Back to Basics: Inflationary Escalation of Wages and Benefits for Exempt Personnel on US Government Service Contracts
“Only when the tide goes out do you discover who's been swimming naked.”
--Warren Buffet
The blog involves some musings on the impact of rising inflation on contractor service contract bidding strategies.
When an offeror bids on a US Government fixed price service contract covered by the Service Contract Act (“SCA”), the offeror is supposed to hold the prevailing wages and benefits of SCA covered workers constant over the base year and option years of the contract. The contractor is supposed to wait until the Government exercises the option and then submit a price proposal to the for the out-of-pocket projected cost for the increased wages and benefits. In that way, the fixed priced contractor still gets reimbursed for the wage and benefit escalation in the option years. Indeed, there is a specific “warranty “ provision in FAR 52.222-43(b) whereby the contractor promises that it has not included any contingency in its price proposal for costs which are subject to adjustment under the clause. That promise obviously includes all SCA covered nonexempt employees engaged to work on the contract.

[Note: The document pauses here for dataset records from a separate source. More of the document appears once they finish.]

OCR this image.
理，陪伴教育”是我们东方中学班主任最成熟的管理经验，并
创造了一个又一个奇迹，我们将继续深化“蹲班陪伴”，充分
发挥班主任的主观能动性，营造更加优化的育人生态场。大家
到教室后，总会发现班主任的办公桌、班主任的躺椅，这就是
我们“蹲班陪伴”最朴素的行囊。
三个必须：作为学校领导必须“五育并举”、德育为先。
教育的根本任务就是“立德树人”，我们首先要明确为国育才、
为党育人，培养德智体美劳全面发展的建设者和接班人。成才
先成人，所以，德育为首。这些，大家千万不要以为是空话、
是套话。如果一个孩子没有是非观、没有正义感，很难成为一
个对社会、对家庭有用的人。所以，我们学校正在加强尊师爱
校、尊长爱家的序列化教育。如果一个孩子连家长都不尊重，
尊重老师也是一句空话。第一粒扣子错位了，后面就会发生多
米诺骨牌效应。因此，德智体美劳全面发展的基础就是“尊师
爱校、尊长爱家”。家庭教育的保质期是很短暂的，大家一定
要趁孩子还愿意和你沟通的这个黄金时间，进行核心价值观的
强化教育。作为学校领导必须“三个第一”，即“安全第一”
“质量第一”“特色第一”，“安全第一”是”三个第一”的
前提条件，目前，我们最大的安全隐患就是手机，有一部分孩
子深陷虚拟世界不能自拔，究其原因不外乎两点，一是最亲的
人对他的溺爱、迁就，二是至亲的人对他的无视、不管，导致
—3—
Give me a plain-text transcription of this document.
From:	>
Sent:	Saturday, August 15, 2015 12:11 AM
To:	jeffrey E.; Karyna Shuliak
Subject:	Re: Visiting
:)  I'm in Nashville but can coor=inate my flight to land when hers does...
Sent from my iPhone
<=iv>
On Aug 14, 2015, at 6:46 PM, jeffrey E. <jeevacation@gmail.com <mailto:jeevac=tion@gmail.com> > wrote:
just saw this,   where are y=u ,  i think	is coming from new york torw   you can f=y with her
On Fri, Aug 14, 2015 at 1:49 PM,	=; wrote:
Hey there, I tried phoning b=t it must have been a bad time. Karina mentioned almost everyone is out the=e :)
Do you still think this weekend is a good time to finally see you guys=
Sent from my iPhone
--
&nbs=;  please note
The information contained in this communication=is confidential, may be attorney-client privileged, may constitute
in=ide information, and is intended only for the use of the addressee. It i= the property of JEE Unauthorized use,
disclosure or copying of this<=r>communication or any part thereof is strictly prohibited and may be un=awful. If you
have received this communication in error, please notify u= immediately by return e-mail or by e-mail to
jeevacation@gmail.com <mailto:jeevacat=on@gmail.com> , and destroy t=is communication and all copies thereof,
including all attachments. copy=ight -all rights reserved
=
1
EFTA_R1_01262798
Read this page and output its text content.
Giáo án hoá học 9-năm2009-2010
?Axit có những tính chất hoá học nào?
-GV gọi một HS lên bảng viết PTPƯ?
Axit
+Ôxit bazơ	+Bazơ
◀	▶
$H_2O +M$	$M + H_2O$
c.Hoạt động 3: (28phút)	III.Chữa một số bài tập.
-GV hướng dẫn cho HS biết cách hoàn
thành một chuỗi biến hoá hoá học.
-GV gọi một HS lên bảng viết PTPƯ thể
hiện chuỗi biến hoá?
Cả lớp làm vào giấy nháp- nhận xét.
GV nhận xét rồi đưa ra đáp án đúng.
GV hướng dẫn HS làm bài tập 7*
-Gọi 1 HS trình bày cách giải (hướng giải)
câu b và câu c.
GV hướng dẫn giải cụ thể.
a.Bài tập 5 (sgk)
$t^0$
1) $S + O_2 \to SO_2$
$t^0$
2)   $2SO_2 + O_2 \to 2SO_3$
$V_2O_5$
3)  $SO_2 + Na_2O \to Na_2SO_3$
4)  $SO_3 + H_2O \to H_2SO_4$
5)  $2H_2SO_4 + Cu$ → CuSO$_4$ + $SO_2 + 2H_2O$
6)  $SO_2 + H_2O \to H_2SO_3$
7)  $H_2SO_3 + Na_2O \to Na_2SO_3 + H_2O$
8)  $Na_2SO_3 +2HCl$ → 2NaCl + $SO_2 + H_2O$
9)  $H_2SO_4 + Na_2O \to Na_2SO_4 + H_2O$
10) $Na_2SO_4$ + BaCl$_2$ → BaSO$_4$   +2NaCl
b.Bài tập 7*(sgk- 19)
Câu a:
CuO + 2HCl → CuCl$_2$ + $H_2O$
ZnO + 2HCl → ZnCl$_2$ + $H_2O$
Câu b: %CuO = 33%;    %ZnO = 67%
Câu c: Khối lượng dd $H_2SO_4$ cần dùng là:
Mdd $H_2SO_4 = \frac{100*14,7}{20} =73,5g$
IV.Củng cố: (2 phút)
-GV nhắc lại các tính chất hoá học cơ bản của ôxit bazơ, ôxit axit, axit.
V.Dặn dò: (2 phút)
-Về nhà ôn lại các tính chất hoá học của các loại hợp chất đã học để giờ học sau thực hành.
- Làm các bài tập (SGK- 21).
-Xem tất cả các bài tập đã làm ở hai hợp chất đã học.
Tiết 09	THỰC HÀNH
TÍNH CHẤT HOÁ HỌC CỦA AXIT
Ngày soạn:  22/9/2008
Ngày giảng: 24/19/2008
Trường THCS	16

What it does not include, however, is the increased wage and benefits that must be paid to exempt workers. These are executive, administrative, professional, and computer employees who are exempt from both the Fair Labor Standards Act (“FLSA”) and the SCA by virtue of their job duties and method of compensation. Employers are not able to recover any price adjustment in a fixed price contract for escalations paid to such exempt workers. Thus, those anticipated labor escalation costs must be built into the proposed contract price at the onset.
That subject is particularly dicey today since it requires that the contractor guess at the future inflation rate and the anticipated escalation of salaries for these kinds of exempt employees. Do you think the inflation is transitory or endemic? In other words, do you feel lucky punk?
If you had bid on a government service contract back in March 2020, in the midst of the economic downturn arising from the pandemic, you were bidding in a different era than today. The issue of that moment was possible deflation, and projected wage increases were likely trivial. Presumably, those offers had modest escalations built in.
Fast forward to today. The inflation monster is escaping the pen. The inflation rate of the CPI-U index was 0.9 % for October 2021 and 0.8% for November 2021. If that is annualized, it would be 10.2% inflation. And make no mistake about it, in my view that number under reports the inflation rate, because it is held back by a bogus owner’s equivalent rent estimated factor which is being used to underreport the true inflation rate. If , back in the early pandemic days, you only escalated the exempt employee wages by 2% for the next four option years, you may end up being out a lot of money. Ask contractors in Argentina, Venezuela or Zimbabwe what happens when hyper-inflation hits. And you don’t need that kind of Weimar Republic inflation to destroy your business.
The conundrum faced by employers today is what inflation factor to build into their service contract bid or proposal for option year increases for exempt employees. If you underestimate future inflation, you may face ruination. If you fully factor the coming price tsunami into your offer price, you may end up too bidding too high and not get the award of the contract. Afterall, the award often goes to the “greater fool” who underbids. And one area of foolishness is what kind of escalation to build into your bid.
Another area of foolishness is not including a factor for unabsorbed overhead, G&A and profit on the exempt employee wage and benefit escalations. The trade-off under the SCA price adjustment clause for nonexempt workers is that the contractor will get an adjustment, but the adjustment is “inequitable”, at least to the extent it squeezes out overhead, G&A and profit. Thus, a prudent contractor builds the anticipated but unabsorbed OH, G&A and profit into the basic price each option year when bidding, because those costs will not be subject to a price adjustment.
It is a new era for bidding. This time may indeed be different, at least to anyone who came of age after 1981.